How Did Wolfgang Tillmans’s Song End Up on Frank Ocean’s Album?

The photographer is on the hottest record of the year.

German photographer Wolfgang Tillmans's song is included on Frank Ocean's highly anticipated album Blonde. Photo: Caroline Seidel/AFP/Getty Images/

How did a song by the photographer and artist Wolfgang Tillmans end up on Frank Ocean’s visual album Endless? Considered the hottest record release of the year, Ocean dropped the album on Friday, and followed up a day later with the release of another long-player titled Blond. (Or “Blonde” according to Apple Music).

Tillmans announced the inclusion of his electronic music track Device Control in the outro of Ocean’s album via Instagram this past Friday, just as he had found out about it.

In a photo caption, Tillmans explained, “Three weeks ago I showed him [Ocean] a few songs, which I had written and produced for myself, and he replied ‘Device Control is brilliant. Love. Can I sample it for the intro of my album?’ I agreed and to my excited surprise this morning he didn’t just sample it. He released my complete original track as the end of this amazing album.”
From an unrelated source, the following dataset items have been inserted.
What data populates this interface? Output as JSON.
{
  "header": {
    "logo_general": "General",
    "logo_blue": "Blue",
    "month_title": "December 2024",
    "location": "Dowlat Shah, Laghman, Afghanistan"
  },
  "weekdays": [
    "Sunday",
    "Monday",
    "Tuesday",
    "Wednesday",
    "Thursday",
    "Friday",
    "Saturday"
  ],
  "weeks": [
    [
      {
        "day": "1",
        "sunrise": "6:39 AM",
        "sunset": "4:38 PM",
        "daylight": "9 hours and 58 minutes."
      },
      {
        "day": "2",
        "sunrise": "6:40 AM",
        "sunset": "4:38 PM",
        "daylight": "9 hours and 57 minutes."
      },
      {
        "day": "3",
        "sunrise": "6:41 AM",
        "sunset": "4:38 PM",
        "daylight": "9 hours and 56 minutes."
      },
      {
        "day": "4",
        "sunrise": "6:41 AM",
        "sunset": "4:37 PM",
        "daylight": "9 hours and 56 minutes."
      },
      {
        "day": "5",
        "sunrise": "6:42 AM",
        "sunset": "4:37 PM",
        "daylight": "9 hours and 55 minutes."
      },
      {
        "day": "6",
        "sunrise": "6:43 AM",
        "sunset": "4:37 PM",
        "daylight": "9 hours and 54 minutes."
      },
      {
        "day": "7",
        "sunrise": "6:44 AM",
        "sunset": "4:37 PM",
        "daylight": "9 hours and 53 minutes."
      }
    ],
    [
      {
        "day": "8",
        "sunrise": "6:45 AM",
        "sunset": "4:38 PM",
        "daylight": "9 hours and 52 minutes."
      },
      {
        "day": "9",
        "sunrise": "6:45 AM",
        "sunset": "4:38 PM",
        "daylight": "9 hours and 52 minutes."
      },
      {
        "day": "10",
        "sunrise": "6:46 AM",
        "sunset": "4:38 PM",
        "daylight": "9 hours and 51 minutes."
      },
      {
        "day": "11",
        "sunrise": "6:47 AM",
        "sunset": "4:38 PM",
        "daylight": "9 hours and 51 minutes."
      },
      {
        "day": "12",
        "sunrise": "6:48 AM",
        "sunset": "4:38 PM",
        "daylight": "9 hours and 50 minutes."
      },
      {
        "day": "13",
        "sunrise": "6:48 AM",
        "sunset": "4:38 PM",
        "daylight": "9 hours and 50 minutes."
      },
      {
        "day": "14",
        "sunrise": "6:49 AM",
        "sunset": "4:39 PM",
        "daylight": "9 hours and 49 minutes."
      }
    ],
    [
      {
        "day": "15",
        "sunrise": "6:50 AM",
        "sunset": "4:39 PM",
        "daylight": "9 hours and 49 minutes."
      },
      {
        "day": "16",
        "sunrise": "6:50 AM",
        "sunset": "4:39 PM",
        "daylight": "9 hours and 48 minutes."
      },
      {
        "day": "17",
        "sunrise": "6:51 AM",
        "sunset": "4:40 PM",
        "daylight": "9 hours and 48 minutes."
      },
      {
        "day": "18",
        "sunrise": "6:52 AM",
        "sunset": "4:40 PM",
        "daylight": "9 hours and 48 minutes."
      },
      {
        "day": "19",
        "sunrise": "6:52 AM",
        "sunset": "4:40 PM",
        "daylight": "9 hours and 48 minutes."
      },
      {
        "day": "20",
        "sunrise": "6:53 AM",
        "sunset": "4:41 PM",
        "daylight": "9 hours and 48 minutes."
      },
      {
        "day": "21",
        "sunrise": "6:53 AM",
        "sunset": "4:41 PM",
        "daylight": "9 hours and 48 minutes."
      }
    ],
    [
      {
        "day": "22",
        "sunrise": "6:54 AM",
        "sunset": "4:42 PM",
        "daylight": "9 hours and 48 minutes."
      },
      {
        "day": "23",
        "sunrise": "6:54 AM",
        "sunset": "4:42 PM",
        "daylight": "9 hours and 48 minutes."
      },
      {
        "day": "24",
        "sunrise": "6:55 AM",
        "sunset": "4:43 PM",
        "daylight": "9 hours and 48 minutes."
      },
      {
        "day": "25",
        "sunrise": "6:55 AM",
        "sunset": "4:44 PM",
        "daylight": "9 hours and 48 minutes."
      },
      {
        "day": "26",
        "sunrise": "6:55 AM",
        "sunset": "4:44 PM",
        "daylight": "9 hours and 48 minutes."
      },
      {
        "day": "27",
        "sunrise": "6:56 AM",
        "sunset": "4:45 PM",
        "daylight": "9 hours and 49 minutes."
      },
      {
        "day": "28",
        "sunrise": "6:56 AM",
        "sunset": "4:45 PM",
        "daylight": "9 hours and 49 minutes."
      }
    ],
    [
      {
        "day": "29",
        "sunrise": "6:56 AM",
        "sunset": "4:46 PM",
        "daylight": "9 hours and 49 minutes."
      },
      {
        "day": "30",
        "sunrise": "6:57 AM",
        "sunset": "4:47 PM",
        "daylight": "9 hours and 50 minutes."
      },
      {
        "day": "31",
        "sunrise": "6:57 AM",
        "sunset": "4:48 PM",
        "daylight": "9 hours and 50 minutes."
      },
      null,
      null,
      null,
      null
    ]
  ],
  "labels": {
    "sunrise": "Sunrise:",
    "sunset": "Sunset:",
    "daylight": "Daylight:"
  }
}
Ocean also used a photograph shot by Tillmans for the cover of Blond, the long awaited follow-up to his 2011 hit album Channel Orange. In an interview with Pitchfork, the artist opened up on how he met Ocean and how the pair’s collaboration came about.

“We were brought together by the wonderful people at Fantastic Man magazine, who had set up an exclusive cover story for their 10th anniversary album early last year,” the photographer said. “The shoot turned out to be almost impossible to set up…I had given up hope and said I had to go the Berlin next day. He said he would prefer to do it there. I didn’t think he meant it, but two days later he showed up at my Berlin studio.”
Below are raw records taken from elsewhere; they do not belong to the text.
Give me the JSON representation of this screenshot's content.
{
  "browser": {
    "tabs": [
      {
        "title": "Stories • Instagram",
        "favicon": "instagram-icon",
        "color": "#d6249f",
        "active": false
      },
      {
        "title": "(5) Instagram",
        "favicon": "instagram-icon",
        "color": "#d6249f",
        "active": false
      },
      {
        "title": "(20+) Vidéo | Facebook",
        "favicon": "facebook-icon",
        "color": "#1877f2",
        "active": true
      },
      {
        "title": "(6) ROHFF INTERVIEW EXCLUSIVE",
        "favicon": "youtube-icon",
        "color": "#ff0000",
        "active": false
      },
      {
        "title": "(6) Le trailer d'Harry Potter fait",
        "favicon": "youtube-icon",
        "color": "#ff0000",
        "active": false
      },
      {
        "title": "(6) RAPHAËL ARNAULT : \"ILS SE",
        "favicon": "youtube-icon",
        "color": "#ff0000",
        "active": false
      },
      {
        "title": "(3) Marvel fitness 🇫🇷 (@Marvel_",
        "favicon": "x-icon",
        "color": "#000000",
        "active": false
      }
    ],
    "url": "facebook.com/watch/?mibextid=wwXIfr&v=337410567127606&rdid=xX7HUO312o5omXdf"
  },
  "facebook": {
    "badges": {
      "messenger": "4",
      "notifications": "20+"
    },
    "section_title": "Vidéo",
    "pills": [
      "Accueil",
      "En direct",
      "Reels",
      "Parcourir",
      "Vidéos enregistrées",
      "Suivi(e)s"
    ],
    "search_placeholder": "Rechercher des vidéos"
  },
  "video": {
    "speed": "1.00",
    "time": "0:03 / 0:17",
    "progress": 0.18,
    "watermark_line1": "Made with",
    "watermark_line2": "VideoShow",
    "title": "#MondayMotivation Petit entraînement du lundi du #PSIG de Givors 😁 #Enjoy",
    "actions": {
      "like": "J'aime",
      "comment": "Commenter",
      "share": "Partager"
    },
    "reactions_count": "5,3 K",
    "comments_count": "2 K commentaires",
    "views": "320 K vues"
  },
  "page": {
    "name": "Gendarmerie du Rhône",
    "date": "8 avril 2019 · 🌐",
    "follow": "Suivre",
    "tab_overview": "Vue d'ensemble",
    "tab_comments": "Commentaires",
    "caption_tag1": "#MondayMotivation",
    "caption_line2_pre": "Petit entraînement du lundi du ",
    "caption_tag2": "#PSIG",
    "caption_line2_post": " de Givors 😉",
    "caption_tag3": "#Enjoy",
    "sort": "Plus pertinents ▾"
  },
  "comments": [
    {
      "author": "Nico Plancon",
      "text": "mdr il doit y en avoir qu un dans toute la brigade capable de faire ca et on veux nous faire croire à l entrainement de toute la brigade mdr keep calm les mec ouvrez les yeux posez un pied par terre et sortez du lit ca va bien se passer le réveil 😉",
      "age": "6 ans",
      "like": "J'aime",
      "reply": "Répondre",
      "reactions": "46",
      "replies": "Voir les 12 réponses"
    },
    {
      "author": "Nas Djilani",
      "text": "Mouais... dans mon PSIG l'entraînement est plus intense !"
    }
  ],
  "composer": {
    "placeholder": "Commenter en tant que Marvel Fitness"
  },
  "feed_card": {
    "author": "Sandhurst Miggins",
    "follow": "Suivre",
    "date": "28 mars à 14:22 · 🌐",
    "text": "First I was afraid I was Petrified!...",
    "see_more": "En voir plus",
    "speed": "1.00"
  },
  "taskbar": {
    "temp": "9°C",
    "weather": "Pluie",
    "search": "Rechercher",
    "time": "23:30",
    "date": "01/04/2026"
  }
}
But, as Tillmans went on to explain, in true pop star fashion Ocean made a u-turn. “All seemed well, but a couple weeks later Fantastic Man got a letter from his lawyers in Los Angeles barring them from using the pictures,” Tillmans added. “It was a huge disappointment and felt very unfair, but we stayed in touch and he later wanted to use images for his book to accompany a future album.”

The Turner Prize winner is known for his involvement in music. His popular “playback rooms” were exhibited in Munich and Berlin, and he is due to release a techno EP titled [2016/1986] on September 16.